Жуткая! Новое слово выскочило внезапно и, возможно, не имело ничего общего с реальностью. Начинало срабатывать чувство заданности – свидетельница уверена, что та женщина убийца, а значит, вполне могла быть жуткой! На свидетеля нельзя давить – он легко подпадает под влияние следователя и его можно убедить, что он видел и слышал то, чего на самом деле не было и в помине.

«А голос, – спрашивал капитан». «Голос… – задумывалась свидетельница. – Обыкновенный. Негромкий, глуховатый, спокойный». «Вы бы смогли узнать этот голос», – спрашивал капитан. Свидетельница мучительно морщилась и пожимала плечами.

Что-то недосказанное витало в воздухе, вилось, скалило зубы, ускользало…

Скованная, жуткая, застывшая

Никто из опрошенных соседей актрисы и брокера не видел похожей женщины в предполагаемые дни убийств.

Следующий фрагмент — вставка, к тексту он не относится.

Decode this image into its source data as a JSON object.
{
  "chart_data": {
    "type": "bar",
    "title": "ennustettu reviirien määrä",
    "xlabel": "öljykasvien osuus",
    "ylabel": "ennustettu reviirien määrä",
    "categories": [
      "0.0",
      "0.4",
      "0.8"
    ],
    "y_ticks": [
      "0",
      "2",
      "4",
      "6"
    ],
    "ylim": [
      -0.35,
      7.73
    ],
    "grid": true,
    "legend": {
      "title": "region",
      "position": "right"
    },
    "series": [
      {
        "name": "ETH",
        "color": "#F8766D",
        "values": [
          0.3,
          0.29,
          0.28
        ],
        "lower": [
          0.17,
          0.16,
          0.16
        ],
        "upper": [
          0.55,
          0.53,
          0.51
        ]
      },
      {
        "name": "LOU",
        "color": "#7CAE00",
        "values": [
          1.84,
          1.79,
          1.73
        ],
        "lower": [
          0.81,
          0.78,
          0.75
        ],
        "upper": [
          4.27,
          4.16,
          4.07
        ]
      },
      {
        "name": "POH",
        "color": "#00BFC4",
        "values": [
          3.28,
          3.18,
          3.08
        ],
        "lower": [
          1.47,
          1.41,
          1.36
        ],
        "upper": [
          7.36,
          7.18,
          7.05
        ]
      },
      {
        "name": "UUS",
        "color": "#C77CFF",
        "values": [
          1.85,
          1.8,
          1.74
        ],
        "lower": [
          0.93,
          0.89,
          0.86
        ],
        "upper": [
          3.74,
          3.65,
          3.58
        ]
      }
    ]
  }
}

Двое из четверых женщин, присутствовавших на встрече однокашников, были убиты. Убита Роксана Пухова, «работавшая по двухкомнатной квартире в центре» с Борисом Басовым, гражданином Германии, который также присутствовал на встрече. Тем самым полным нулем, даже меньше, по определению господина Щанского. Причем не только присутствовавшим, но и организовавшим встречу.

Женщина, которую художники называли Изабо, оказалась на самом деле Ириной Григорьевой, женой недавно убитого банкира Анатолия Григорьева. Узнав об этом, капитан Мельник почувствовал отчаяние. Еще и убийство банкира до кучи! Он позвонил коллеге – капитану Астахову, который тоже, как выяснилось, блуждал впотьмах. Астахов, услышав новость, только застонал в ответ.

Анастасия Рева – четвертая из дам, присутствовавших на встрече, – заведовала отделом пропаганды в мэрии и отвечала за проведение массовых мероприятий и политическую наглядную агитацию. Глотка у нее действительно оказалась луженая. Она не была художницей, а лишь искусствоведом, но по специальности ни дня не работала. Эта женщина, трибун по призванию, состоит в партии мэра и обеспечивала в свое время его выборы. Из таких несгибаемых и пламенных людей, как Анастасия Рева, и получаются террористы, подумал некстати Мельник, разглядывая энергичное лицо агитаторши. Это Рева призывала капитана покончить с разгулом преступности в городе и области, пополнить ряды правоохранителей новыми дипломированными кадрами, а также беспощадно и повсеместно бороться против проявлений коррупции. Она говорила плакатными фразами, энергично взмахивала рукой, и прорваться сквозь бурный поток ее агитсловоблудия было непосильной задачей.